C++ Binary Search Tree: Infix Exp. & Tree Traversal

[veron]

c++ data structures! please help!

i want to write a c++ program that implements a binary search tree from an infix expression. the program should perform the following:
-the expression should be saved and read from a file.
-use a stack to check if the expression is well formed in terms of brackets, '([{', and their counterparts.
-construct an expression tree from the expression.
-if there is a problem in the expression tree then the program should tell exactly where the imbalance is.
-validate your input to accept only numbers and operators.
-evaluate the expression tree.(Not the infix expression)
-traverse the expression tree with the three traversal strategies to produce the appropriate expressions.
-print the tree.
-use a linked approach for your solution

 

[fleem]

This is a decent-sized project. I wrote this exact thing many years ago (and still have the code, but I'm keeping it to myself), so I can probably help as my time permits (I get sudden bursts of work). But there is obviously a lot to this so I don't want to compose a big post only to find you already knew most of what I wrote. I'll be glad to ramble, though, if you assure me you have no idea where to start--or did you have any specific questions?

 

[veron]

thanx for the reply and your time! i do very much appreciate your help. the problem is that i have to submit the assignment before the 5th of november and i don't have a clue where to start. can you kindly help me with the code

 

[veron]

thanx for the reply and your time! i do very much appreciate your help. the problem is that i have to submit the assignment before the 5th of november and i don't have a clue where to start. can you kindly help me with the code

 

[D H]

We are here to help you. Giving out the answers does not help you learn anything. You must have been taught something regarding this problem. I will help a bit by asking some leading questions:

• What rules of arithmetic does your parser have to be able to handle? In other words, does it have to handle associativity (1+2+3=6) and precedence (1+2*3=7)?
• What operators does your parser have to be able to handle?
• Does your parser have to be able to handle negative numbers?
• Do you have to be able to detect ill-formed expressions such as "* 2", or just problems with imbalanced parentheses?
• Have you been taught what BNF means? If so, have you written a BNF for your parser? (This is a very good place to start).

 

[fleem]

This is a several-step process. I've included the basics here:

(Note that if you are familiar with regular expressions and have some regex code, that can help simplify some code. If you aren't familiar with regex, don't bother learning it now--it isn't all that necessary)

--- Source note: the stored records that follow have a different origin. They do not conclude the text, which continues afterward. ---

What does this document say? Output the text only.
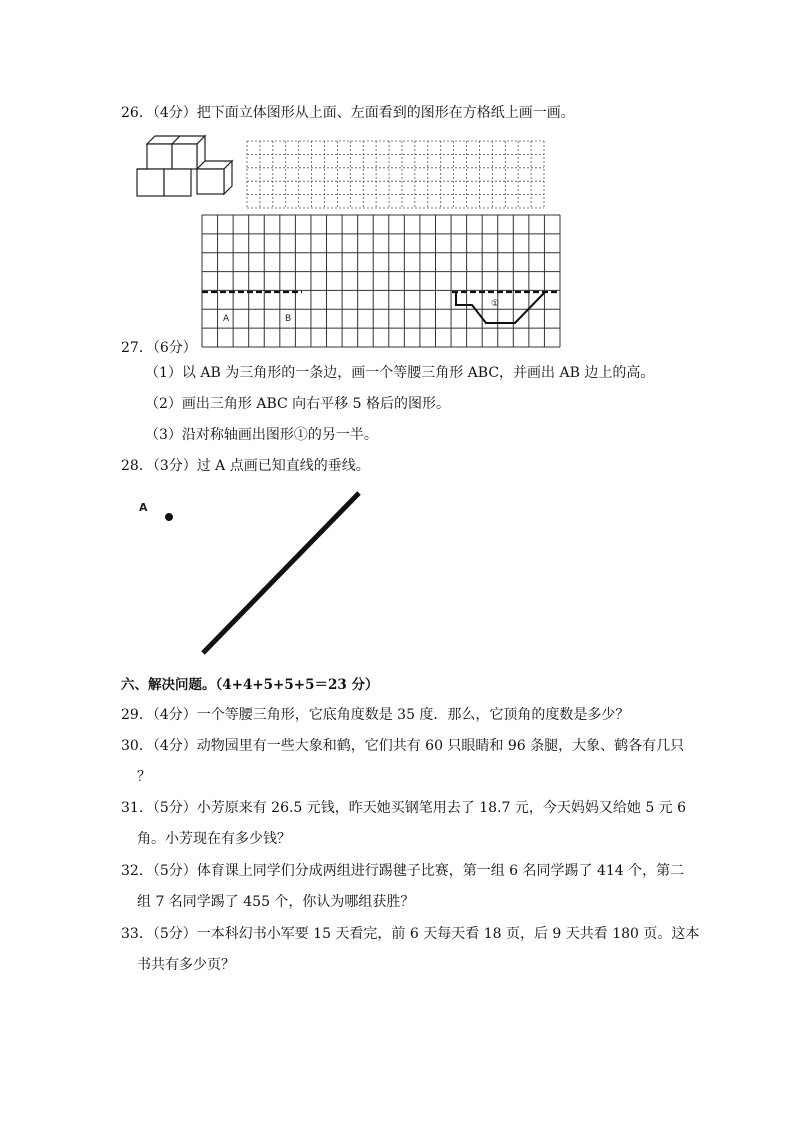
26．（4分）把下面立体图形从上面、左面看到的图形在方格纸上画一画。
A	B
①
27．（6分）
（1）以 AB 为三角形的一条边，画一个等腰三角形 ABC，并画出 AB 边上的高。
（2）画出三角形 ABC 向右平移 5 格后的图形。
（3）沿对称轴画出图形①的另一半。
28．（3分）过 A 点画已知直线的垂线。
A
六、解决问题。（4+4+5+5+5＝23 分）
29．（4分）一个等腰三角形，它底角度数是 35 度．那么，它顶角的度数是多少？
30．（4分）动物园里有一些大象和鹤，它们共有 60 只眼睛和 96 条腿，大象、鹤各有几只
？
31．（5分）小芳原来有 26.5 元钱，昨天她买钢笔用去了 18.7 元，今天妈妈又给她 5 元 6
角。小芳现在有多少钱？
32．（5分）体育课上同学们分成两组进行踢毽子比赛，第一组 6 名同学踢了 414 个，第二
组 7 名同学踢了 455 个，你认为哪组获胜？
33．（5分）一本科幻书小军要 15 天看完，前 6 天每天看 18 页，后 9 天共看 180 页。这本
书共有多少页？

First, preprocess the infix for unary operators. A unary operator is a minus or plus that is NOT preceded by a close parentheses or a value. When you find a term preceded by a unary operator, insert a '0' in front of it and then enclose the term with parentheses. For example, change...

(3 + -4 + 5)
to
(3 + (0-4) + 5)

For another example, convert

(5 + -(3+2))
to
(5 + (0-(3+2)))

As you can see, when you do find a unary operator, you must go forward to find the end of the term--even if the term is a parenthetical expression. Generally you do this by moving forward through the characters and incrementing a variable each time you pass a '(' and decrementing it when you pass a ')'.

Of course, unary +'s can simply be removed or replaced with a space.

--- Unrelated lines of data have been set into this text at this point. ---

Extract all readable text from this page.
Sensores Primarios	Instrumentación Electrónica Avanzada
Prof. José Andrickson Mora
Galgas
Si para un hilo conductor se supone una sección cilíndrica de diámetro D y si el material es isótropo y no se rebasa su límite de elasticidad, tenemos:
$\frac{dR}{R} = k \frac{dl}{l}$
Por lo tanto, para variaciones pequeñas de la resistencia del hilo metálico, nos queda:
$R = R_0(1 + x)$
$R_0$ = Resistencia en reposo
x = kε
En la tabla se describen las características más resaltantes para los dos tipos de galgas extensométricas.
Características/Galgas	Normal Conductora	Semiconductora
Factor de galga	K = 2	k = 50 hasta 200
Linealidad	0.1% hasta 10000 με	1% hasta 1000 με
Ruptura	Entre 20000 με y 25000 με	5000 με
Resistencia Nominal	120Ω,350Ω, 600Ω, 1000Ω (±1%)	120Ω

Next, compile the infix expression to a postfix (reverse Polish) program. For example, the postfix program for the infix expression...

(3 * (4 - sin(5)))

...is this:

Push a 4
Push a 5
Sin (this pulls one number off the stack and pushes its sine)
Subtract (this pulls two numbers off the stack and pushes their difference)
Push a 3
Multiply (this pulls two numbers off the stack and pushes their product)

Your compiler would be a recursive function call that takes a pointer (or index) to the beginning of a (sub)expression, appends the reverse Polish instructions to the current program, and then returns.

Let's say the function is called "CompileExpression". So CompileExpression does the following:

1. Find the end of the expression (by counting open & close parentheses)

2. If the incoming expression is just a value, append a 'push value' instruction to the current program and return.

3. If the incoming expression is a function call (like 'tan(3+4)'), call CompileExpression for the parameter, append to the program the instruction for the function, and then return.

4. Find the character positions of the main binary operator and its two terms. For example, in the expression (3 * (4 - sin(5))), the first term is '3', the main operator is '*', and the second term is '(4-sin(5))'

5. Call CompileExpression recursively to compile each term.

6. Append the reverse Polish instruction for the main operator onto the current program.

7. Return

To write your reverse Polish interpreter, you need simply create a stack, and execute the instructions sequentially (they'll push & pop things on that stack). Make sure your stack pointer==1 after the program runs. After the program executes, the single value on the stack is your answer.

 

[fleem]

I forgot to make clear in the previous post: You do not execute the reverse Polish instructions as you discover them. you put the instructions in an instruction buffer so that you can execute them later (with the interpreter). One advantage of this is that when you eventually support variables, you can execute the same program using different variables.

By the way, if you want to add variable support in the future, convert all values into variables (even the constants in the expression) and push their addresses onto the stack instead of the actual values. That way the interpreter need simply consider everything a variable--it always knows stack contents are addresses.